Cosmetically, Piano Jazz has changed little over time, save for the huskier timbre McPartland’s voice has acquired with age. She also seems more at ease in conversation. The show is now taped at a small studio in midtown Manhattan, but Baldwins are still the grand pianos of choice. (The company also sponsors Piano Jazz.)
McPartland and her producer have tried to keep the show fresh by varying the lineup of guests. In the mid-’80s, Hutchinson says, Piano Jazz began featuring musicians who played instruments besides piano, with trumpeter and bebop trailblazer Dizzy Gillespie as the first such guest.
“My attitude has always been that Marian plays enough piano for it to be called Piano Jazz no matter what,” Hutchinson says, though about three-quarters of guests remain pianists.
Recent interviews include Costello, Walter Becker and Donald Fagen of Steely Dan, and young R&B singer and pianist Alicia Keys — musicians and jazz devotees better known for their command of other genres. Yet with McPartland, they performed in the jazz vein.
“That helps us track a different and a newer audience,” says Thurston Briscoe, p.d. at jazz station WBGO in Newark, N.J., which airs Piano Jazz. Hearing Keys talk about jazz persuades listeners unfamiliar with the music that “we’re not talking about ancient history here — we’re talking about music that stands the test of time,” he says.
But another programmer rejected the Steely Dan and Elvis Costello shows. Jack Moore, p.d. and midday classical host at WRTI in Philadelphia, demanded replacement programs.

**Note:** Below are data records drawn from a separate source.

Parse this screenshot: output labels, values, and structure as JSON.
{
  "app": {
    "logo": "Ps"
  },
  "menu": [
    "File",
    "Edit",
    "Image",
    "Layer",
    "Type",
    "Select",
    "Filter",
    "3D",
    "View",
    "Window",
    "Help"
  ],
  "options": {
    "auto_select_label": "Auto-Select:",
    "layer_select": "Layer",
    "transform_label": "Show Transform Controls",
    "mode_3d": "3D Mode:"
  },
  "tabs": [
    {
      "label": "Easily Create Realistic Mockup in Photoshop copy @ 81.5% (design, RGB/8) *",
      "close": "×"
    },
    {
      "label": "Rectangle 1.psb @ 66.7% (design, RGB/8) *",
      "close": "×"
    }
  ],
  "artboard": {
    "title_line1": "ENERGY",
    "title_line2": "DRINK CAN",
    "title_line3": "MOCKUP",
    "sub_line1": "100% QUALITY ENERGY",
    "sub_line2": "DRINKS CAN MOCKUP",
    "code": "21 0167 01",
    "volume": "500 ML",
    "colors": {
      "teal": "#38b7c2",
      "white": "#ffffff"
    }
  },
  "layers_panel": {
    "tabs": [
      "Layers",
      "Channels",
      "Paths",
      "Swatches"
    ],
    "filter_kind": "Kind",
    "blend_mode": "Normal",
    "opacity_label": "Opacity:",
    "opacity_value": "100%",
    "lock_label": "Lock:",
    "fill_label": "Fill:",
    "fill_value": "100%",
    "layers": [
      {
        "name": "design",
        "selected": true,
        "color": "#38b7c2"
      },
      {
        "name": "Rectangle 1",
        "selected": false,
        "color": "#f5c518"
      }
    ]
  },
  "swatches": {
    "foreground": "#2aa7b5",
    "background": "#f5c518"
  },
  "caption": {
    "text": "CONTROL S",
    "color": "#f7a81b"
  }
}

“We’re a straight-ahead jazz station,” says Moore, who otherwise likes Piano Jazz. ” … I just don’t think that that belongs in what we would run in a traditional, straight-ahead jazz time.”
Moore’s decision riles McPartland, who learned of it from an angry listener. “I think it’s extraordinary that somebody at a station would take it upon themselves to take out somebody because of their opinion,” she says. “They’re not giving me credit for knowing what I’m doing.”
“I think people who think that way are a bunch of old farts,” she adds. “They’re narrow-minded.”
For McPartland, interviews with younger performers often lead to friendships. She became close with Norah Jones since her appearance and had clipped an article about Keys from the New York Times last week. “I’ve got to give her a call,” she said.
With so many hallowed guests behind her, there are few performers she can regret missing. Legends Earl Hines and Count Basie, both penciled in on her calendar, took sick and died before joining her. She rues never interviewing Duke Ellington, but did get his son.
Today she angles for Keith Jarrett — he doesn’t sit for interviews but “I haven’t given up,” she says — and Stevie Wonder.
“He probably doesn’t know I exist,” she says, implausibly, then corrects herself. “Oh, yes, I’m sure he does, actually. But he’s so into his own life, and surrounded by a big entourage. I probably would have to have all of them on the show.”